A Web Service control provides an interface between your application and a web service, which allows your application to invoke the methods and handle the callbacks of that web service. Using a Web Service control, you can connect to any web service for which a WSDL file is available, whether or not it was built using WebLogic Workshop. To learn more about WSDL files, see WSDL File: Web Service Descriptions.
In order to use Web Service controls, it may help you to understand several concepts. This topic provides an overview of some of these concepts.
Web services define and expose a public contract, which is typically expressed in a WSDL file. A public contract describes two things: the operations that the web service can perform and the format of the messages sent to the service to access its operations and receive operation results. The contract is completely under the control of the author of the web service; it cannot be altered by a client of the web service.
The public contract for a web service developed with WebLogic Workshop is the collection of all methods marked with the @common:operation annotation plus all members of the Callback interface. Each public contract is completely defined in the JWS file for the web service. When you generate a WSDL file from a JWS file, the public contract is expressed according to the WSDL standard.
The Web Service control cannot violate or modify the public contract of the web service it represents. This restricts the type of changes you can make to a Web Service control. For example, you can't modify the Service control to use a communication protocol that the target web service doesn't understand.
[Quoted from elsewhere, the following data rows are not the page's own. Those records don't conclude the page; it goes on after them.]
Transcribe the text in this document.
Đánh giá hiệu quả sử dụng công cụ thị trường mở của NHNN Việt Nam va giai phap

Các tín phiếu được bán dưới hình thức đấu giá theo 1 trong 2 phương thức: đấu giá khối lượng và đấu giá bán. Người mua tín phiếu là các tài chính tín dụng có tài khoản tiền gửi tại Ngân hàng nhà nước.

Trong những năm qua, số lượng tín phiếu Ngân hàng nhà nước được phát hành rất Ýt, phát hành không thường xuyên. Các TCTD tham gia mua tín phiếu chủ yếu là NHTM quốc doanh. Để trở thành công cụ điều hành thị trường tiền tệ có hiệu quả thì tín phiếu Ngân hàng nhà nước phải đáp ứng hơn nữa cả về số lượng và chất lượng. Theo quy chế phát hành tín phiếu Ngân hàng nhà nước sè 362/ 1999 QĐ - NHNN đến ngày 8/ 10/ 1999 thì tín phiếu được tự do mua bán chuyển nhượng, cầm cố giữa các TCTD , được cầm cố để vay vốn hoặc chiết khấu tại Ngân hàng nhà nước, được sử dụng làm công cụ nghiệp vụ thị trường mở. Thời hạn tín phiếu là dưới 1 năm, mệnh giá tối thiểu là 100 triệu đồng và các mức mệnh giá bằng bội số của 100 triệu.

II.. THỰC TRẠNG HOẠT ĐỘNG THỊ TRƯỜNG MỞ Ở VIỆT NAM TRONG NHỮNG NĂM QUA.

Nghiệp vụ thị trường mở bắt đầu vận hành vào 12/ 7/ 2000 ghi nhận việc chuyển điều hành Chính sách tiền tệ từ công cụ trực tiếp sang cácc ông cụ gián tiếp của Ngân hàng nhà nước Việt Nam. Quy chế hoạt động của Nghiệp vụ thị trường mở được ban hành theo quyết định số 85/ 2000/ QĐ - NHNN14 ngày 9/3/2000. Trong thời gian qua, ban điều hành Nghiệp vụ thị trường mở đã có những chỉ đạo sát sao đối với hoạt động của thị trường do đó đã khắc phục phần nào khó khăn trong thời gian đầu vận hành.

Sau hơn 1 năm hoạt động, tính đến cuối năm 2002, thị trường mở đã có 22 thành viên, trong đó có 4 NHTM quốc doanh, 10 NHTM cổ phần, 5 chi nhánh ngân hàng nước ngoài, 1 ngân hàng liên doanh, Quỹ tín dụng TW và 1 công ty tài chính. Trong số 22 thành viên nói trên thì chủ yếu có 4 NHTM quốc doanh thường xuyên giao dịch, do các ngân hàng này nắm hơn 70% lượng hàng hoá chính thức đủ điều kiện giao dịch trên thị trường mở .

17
In WebLogic Workshop, a Web Service control serves as an intermediary, or proxy, for a web service. When web service X wants to invoke an operation of web service Y, web service X calls a Java method of the Web Service control for Y. The Web Service control converts the Java method invocation into an appropriate message to send to the web service Y, and it communicates with web service Y using a protocol that service Y can understand. The Web Service control also converts returned messages from service Y back into Java method invocations on service.
In these ways, the Web Service control allows service X to use service Y merely by implementing application-level Java code. As the author of service X, you do not need to know the details of message formats or protocols.
When modifying Web Service controls, keep in mind that a Web Service control may be shared by multiple web services. If all of the web services using a Service control are referring to a single JCX file, changing the behavior of that JCX file affects the behavior of the Web Service control for all of the referring web services.